Kirsten Williams
Headquarters, Washington, DC
(Phone: 202/358-0243)

Steve Roy

Marshall Space Flight Center, Huntsville, AL

(Phone: 256/544-0034)

RELEASE: 00-114

Stargazers will be in for a rare treat July 25, when the
newest piece of the International Space Station joins its mate in
a match made in the heavens. And you can track the module’s
progress with the naked eye.

Web sites developed by both NASA’s Marshall Space Flight
Center, Huntsville, AL, and NASA’s Johnson Space Center, Houston,
TX, are making it easy and exciting for enthusiasts across the
country and around the world to catch a glimpse of the Russian
Zvezda Service Module, as it closes in on the International Space
Station for a July 25 docking.

Marshall’s “Liftoff to Space Exploration” web site,, and Johnson’s Skywatch web site, let you identify
the orbiting space station — and determine, in advance, when it
will pass over your hometown.

Orbiting at more than 200 miles above the Earth, the Space
Station is quickly growing into one of the brightest permanent
fixtures in the night sky. Currently made up of the American
module “Unity” and the Russian section “Zarya,” the station
circles the planet approximately 16 times per day, traveling at
17,500 mph in an orbit.

Because it reflects sunlight, the space station often looks
like a slow-moving star as itcrosses the sky.

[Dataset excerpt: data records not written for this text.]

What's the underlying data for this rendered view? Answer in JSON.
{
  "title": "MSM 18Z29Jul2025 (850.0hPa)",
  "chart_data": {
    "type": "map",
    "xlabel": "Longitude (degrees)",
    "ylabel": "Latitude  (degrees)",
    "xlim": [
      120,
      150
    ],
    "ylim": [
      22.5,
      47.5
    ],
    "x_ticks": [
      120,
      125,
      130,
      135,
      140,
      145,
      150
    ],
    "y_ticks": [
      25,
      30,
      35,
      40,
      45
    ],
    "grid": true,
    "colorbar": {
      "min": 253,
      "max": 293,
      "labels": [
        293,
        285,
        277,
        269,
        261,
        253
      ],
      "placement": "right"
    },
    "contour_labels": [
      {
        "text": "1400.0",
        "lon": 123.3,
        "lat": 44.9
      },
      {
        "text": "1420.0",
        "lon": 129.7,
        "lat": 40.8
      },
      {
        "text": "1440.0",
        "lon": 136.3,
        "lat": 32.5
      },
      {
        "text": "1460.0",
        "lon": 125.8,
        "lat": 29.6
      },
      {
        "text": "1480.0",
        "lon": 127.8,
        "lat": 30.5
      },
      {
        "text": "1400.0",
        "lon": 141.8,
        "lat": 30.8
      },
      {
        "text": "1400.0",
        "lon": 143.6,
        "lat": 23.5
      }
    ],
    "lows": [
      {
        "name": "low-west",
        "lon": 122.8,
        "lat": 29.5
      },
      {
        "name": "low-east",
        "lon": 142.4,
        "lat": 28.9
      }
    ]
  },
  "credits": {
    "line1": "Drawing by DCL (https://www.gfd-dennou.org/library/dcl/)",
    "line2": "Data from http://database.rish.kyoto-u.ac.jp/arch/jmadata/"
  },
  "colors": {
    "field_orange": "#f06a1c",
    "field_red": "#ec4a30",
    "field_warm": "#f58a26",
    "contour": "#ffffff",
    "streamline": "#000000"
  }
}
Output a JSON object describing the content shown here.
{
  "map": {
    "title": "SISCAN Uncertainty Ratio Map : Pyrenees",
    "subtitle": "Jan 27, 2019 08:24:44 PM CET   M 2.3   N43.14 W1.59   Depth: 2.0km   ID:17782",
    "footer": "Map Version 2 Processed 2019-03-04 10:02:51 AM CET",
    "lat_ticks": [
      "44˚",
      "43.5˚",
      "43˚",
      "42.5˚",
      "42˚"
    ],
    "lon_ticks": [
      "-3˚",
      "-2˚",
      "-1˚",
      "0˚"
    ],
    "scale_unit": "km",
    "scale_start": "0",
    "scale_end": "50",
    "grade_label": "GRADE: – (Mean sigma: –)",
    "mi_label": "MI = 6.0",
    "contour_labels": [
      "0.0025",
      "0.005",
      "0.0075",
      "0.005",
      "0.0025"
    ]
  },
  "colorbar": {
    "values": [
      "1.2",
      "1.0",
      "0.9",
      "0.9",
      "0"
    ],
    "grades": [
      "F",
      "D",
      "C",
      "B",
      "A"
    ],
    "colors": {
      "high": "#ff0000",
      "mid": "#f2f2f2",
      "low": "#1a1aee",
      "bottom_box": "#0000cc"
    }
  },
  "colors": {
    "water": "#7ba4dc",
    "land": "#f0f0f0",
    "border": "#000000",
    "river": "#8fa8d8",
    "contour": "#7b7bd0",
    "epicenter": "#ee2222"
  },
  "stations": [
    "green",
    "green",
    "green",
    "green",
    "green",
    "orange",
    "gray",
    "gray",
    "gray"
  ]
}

That deceptive
appearance can fool a casual viewer, but it also makes sighting
the station easier if one knows when and where to look.

The best time to catch a glimpse of the space station is near
dawn or dusk, when the viewer is in near-darkness and the passing
station continues to reflect light from the rising or setting Sun.

NASA’s web sites provide users with optimal visibility times
for their locations. Viewed under optimal conditions, the station
has been observed to appear nearly as bright as the star Sirius.
When construction is complete, estimates suggest the 470-ton “city
in space” will be brighter than the planet Venus.

Access to both NASA web sites requires a Java-enabled
browser, such as recent versions of Netscape Navigator or
Microsoft Internet Explorer. For viewers without a Java-enabled
browser, the web sites include other methods for obtaining
sighting information. Johnson’s Skywatch site contains a text-only
list of sighting opportunities, while Marshall’s site features an
automated mailing list option. Subscribers to the list — more
than 8,000 to date — are notified by e-mail of upcoming satellite

The International Space Station is a cooperative endeavor by
the United States and 15 other nations. It is the largest
international space construction effort in history.